While the Upper West Side's Martin Luther King Jr. Educational Campus, deemed unfit for reopening last week because of air ventilation issues, remains closed, its 2,000-plus students attend school at alternative sites around the city—and at least some of them say they prefer not to return.
Two of the schools have severe issues—water leaks, poor air ventilation, rodent infestations—that were problems well before Covid-19 forced them shut. Staff at the Special Music School, in the sub-basement, and the Urban Assembly School for Media Studies, in the basement, told Gothamist/WNYC they hoped the pandemic forces the Department of Education to take notice, and permanently relocate them.
English teacher Noah Gordon, who helped start the Special Music School (SMS) in 2013, said he’s always been concerned about spending long hours in a “vile,” window-less space.
“It was kind of beyond belief that that was where they were going to put kids,” Gordon said, adding “The ceilings are leaking water. There are cockroaches and often mice like, literally, they're living in the doors and running around.”
Seven years later, in the midst of a global health crisis, the issue has taken on new significance. Gordon, along with other school members, are demanding not to return to the building near Lincoln Center.
The local City Councilmember, Helen Rosenthal, confirmed that teachers and the SMS principal have been asking for help with the ventilation system since she took office in 2014.
“I was incredulous that the school would have ever been put there in the first place,” she said.
Listen to reporter Cindy Rodriguez's radio story for WNYC:
One floor above SMS, but also in the basement, is the Urban Assembly School for Media. It also has no windows, no natural light, rooms where temperatures have reached 90 degrees, and lots of water leaks, according to a 14-year employee who declined to share his name for fear of reprisal.
“We’ve had rooms that leak, they’ve had water leaking since I’ve been there,” he said.
An SMS teacher named Kellen Atkinson told DOE officials at a recent meeting that the ventilation system at SMS was unfixable.
“The air quality is very poor and it's been that way for years,” she said, noting that their temporary site, in a charter school nearby, was not good enough.

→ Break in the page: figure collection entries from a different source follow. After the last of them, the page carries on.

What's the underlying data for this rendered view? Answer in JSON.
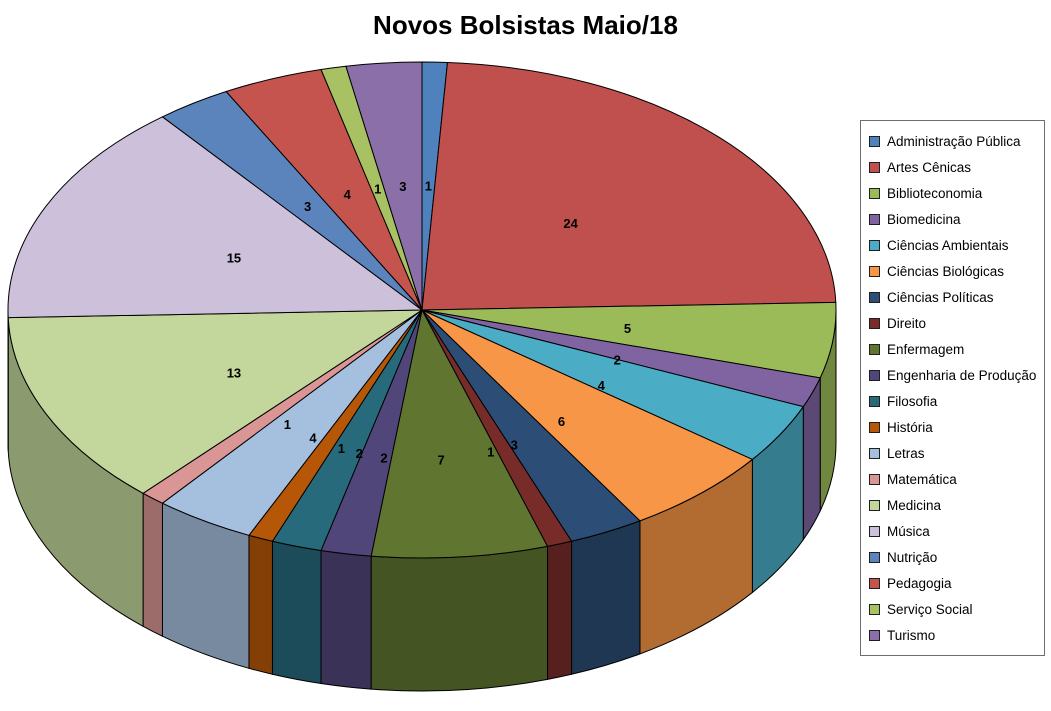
{
  "chart_data": {
    "type": "pie",
    "style": "3d",
    "title": "Novos Bolsistas Maio/18",
    "legend_position": "right",
    "data_labels": "value",
    "categories": [
      "Administração Pública",
      "Artes Cênicas",
      "Biblioteconomia",
      "Biomedicina",
      "Ciências Ambientais",
      "Ciências Biológicas",
      "Ciências Políticas",
      "Direito",
      "Enfermagem",
      "Engenharia de Produção",
      "Filosofia",
      "História",
      "Letras",
      "Matemática",
      "Medicina",
      "Música",
      "Nutrição",
      "Pedagogia",
      "Serviço Social",
      "Turismo"
    ],
    "values": [
      1,
      24,
      5,
      2,
      4,
      6,
      3,
      1,
      7,
      2,
      2,
      1,
      4,
      1,
      13,
      15,
      3,
      4,
      1,
      3
    ],
    "colors": [
      "#4F81BD",
      "#C0504D",
      "#9BBB59",
      "#8064A2",
      "#4BACC6",
      "#F79646",
      "#2C4D75",
      "#772C2A",
      "#5F7530",
      "#514679",
      "#276A7C",
      "#B65708",
      "#A5BFDE",
      "#D99694",
      "#C3D69B",
      "#CCC0DA",
      "#5B84BC",
      "#C5544F",
      "#A8C162",
      "#8A6FA9"
    ]
  }
}
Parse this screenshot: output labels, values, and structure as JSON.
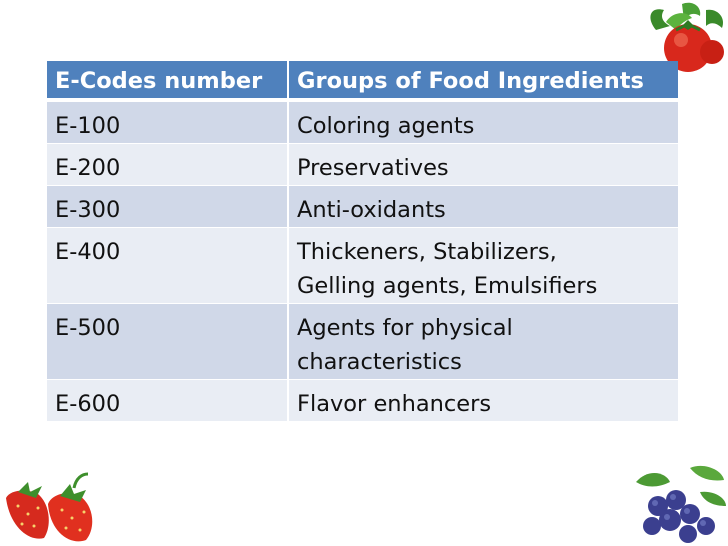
{
  "table": {
    "headers": [
      "E-Codes number",
      "Groups of Food Ingredients"
    ],
    "rows": [
      {
        "code": "E-100",
        "group": [
          "Coloring agents"
        ]
      },
      {
        "code": "E-200",
        "group": [
          "Preservatives"
        ]
      },
      {
        "code": "E-300",
        "group": [
          "Anti-oxidants"
        ]
      },
      {
        "code": "E-400",
        "group": [
          "Thickeners, Stabilizers,",
          "Gelling agents, Emulsifiers"
        ]
      },
      {
        "code": "E-500",
        "group": [
          "Agents for physical",
          "characteristics"
        ]
      },
      {
        "code": "E-600",
        "group": [
          "Flavor enhancers"
        ]
      }
    ]
  },
  "decorations": [
    "tomato-illustration",
    "strawberry-illustration",
    "blueberry-illustration"
  ],
  "colors": {
    "header_bg": "#4f81bd",
    "row_dark": "#d0d8e8",
    "row_light": "#e9edf4"
  }
}
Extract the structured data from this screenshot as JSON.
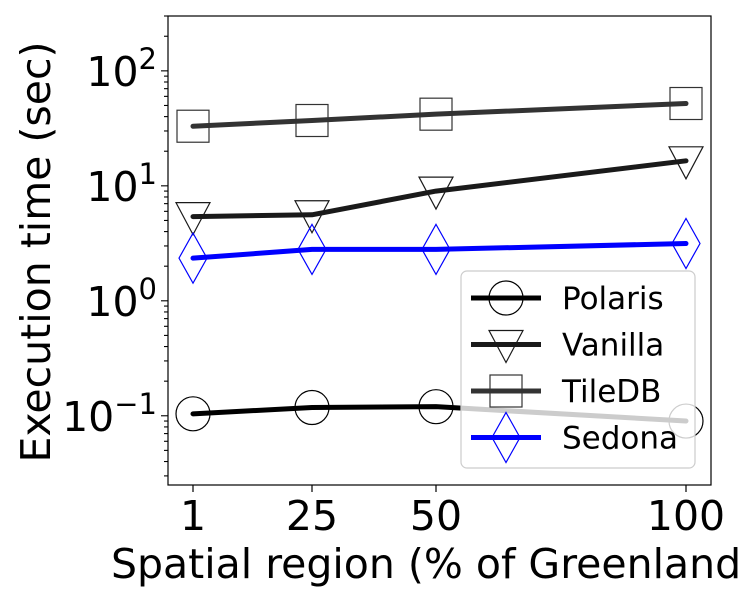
{
  "chart_data": {
    "type": "line",
    "title": "",
    "xlabel": "Spatial region (% of Greenland)",
    "ylabel": "Execution time (sec)",
    "x": [
      1,
      25,
      50,
      100
    ],
    "x_ticks": [
      "1",
      "25",
      "50",
      "100"
    ],
    "y_scale": "log",
    "ylim": [
      0.025,
      300
    ],
    "y_ticks": [
      {
        "value": 0.1,
        "base": "10",
        "exp": "−1"
      },
      {
        "value": 1,
        "base": "10",
        "exp": "0"
      },
      {
        "value": 10,
        "base": "10",
        "exp": "1"
      },
      {
        "value": 100,
        "base": "10",
        "exp": "2"
      }
    ],
    "grid": false,
    "legend_position": "lower-right",
    "series": [
      {
        "name": "Polaris",
        "values": [
          0.104,
          0.118,
          0.12,
          0.09
        ],
        "color": "#000000",
        "marker": "circle"
      },
      {
        "name": "Vanilla",
        "values": [
          5.4,
          5.6,
          9.0,
          16.5
        ],
        "color": "#1a1a1a",
        "marker": "triangle-down"
      },
      {
        "name": "TileDB",
        "values": [
          33,
          37,
          42,
          52
        ],
        "color": "#333333",
        "marker": "square"
      },
      {
        "name": "Sedona",
        "values": [
          2.35,
          2.8,
          2.8,
          3.15
        ],
        "color": "#0000ff",
        "marker": "diamond"
      }
    ]
  }
}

“Because inevitably Success Academy will say they want their space back and inevitably I believe that you will say that it’s safe to return to MLK but I don’t think it will be, ever,” she said.
Deputy Chancellor Karin Goldmark said the DOE would not send students and staff back to any room deemed unsafe. She also acknowledged that it’s possible they may disagree on the definition of what’s safe.

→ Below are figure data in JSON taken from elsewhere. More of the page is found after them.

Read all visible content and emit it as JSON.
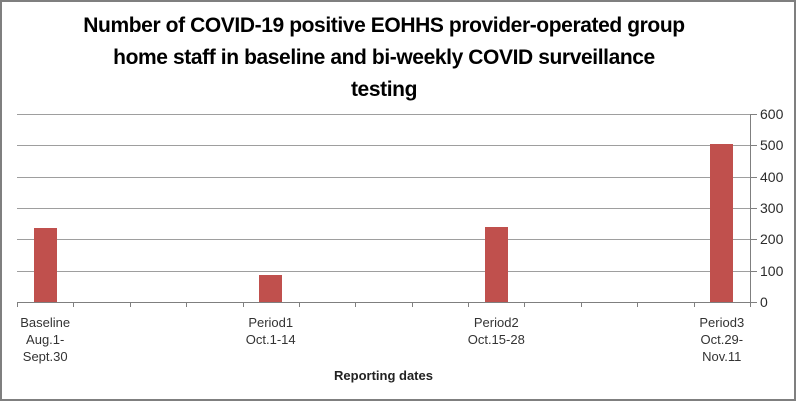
{
  "title": {
    "lines": [
      "Number of COVID-19 positive EOHHS provider-operated group",
      "home staff in baseline and bi-weekly COVID surveillance",
      "testing"
    ]
  },
  "chart_data": {
    "type": "bar",
    "title": "Number of COVID-19 positive EOHHS provider-operated group home staff in baseline and bi-weekly COVID surveillance testing",
    "categories": [
      "Baseline Aug.1-Sept.30",
      "Period1 Oct.1-14",
      "Period2 Oct.15-28",
      "Period3 Oct.29-Nov.11"
    ],
    "category_label_lines": [
      [
        "Baseline",
        "Aug.1-",
        "Sept.30"
      ],
      [
        "Period1",
        "Oct.1-14"
      ],
      [
        "Period2",
        "Oct.15-28"
      ],
      [
        "Period3",
        "Oct.29-",
        "Nov.11"
      ]
    ],
    "values": [
      235,
      85,
      240,
      505
    ],
    "xlabel": "Reporting dates",
    "ylabel": "",
    "ylim": [
      0,
      600
    ],
    "yticks": [
      0,
      100,
      200,
      300,
      400,
      500,
      600
    ],
    "y_axis_side": "right",
    "grid": true,
    "legend": "none",
    "bar_color": "#C0504D",
    "gridline_color": "#9E9E9E",
    "axis_color": "#7F7F7F",
    "text_color": "#333333",
    "border_color": "#7F7F7F"
  }
}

“I understand that it is a big conversation,” she said. “But it is one that I think is going to be essentially a reasonable one in a sense that we’re inspecting each and every room in the DOE with the same standard.”
At another meeting Goldmark told parents that in the absence of a national standard, the DOE would ensure all ventilation systems performed as they were designed to. SMS staff want the city to measure air flow in every classroom and set a standard for how often the air in a room should be replaced by fresh air from the outside based on the number of people occupying the room. So far, no standard has been set.
SMS is an outlier at MLK campus in a few ways:, it’s smaller than the other schools, and 48% of the students are white, a much higher percentage than at the other schools in the building.
At UAM, the employee who asked to remain anonymous said he’s been told that there was never a complete room-by-room check of the HVAC system until August of this year, weeks before school was scheduled to begin.
“Which is scary when you think about it,” he said. “That they wouldn’t have done that immediately in the spring time or at the beginning of the summer. The first time they came into the building to start checking it was at the end of August.”
At a meeting with the school's superintendent, an 11th grader who identified herself as Ilinca said, "I'd actually like to advocate for a new permanent home for SMS".
"The basement was never meant for classrooms. It was originally a storage facility," she went on to say.
Artemie, an SMS sophomore, added, "We definitely do need natural light and like fresh air so I just wanted to ask how can we know these problems are going to be solved by a specific time?”
The superintendent told them she wasn’t prepared to discuss a new location for the school, noting that their priority was to get them into their new location safely.
The DOE said a team was working day and night to evaluate the MLK campus and take feedback from the school community. So far, they haven’t responded to calls for a new permanent location and all six schools, including the two in the basements, are slated to reopen this winter.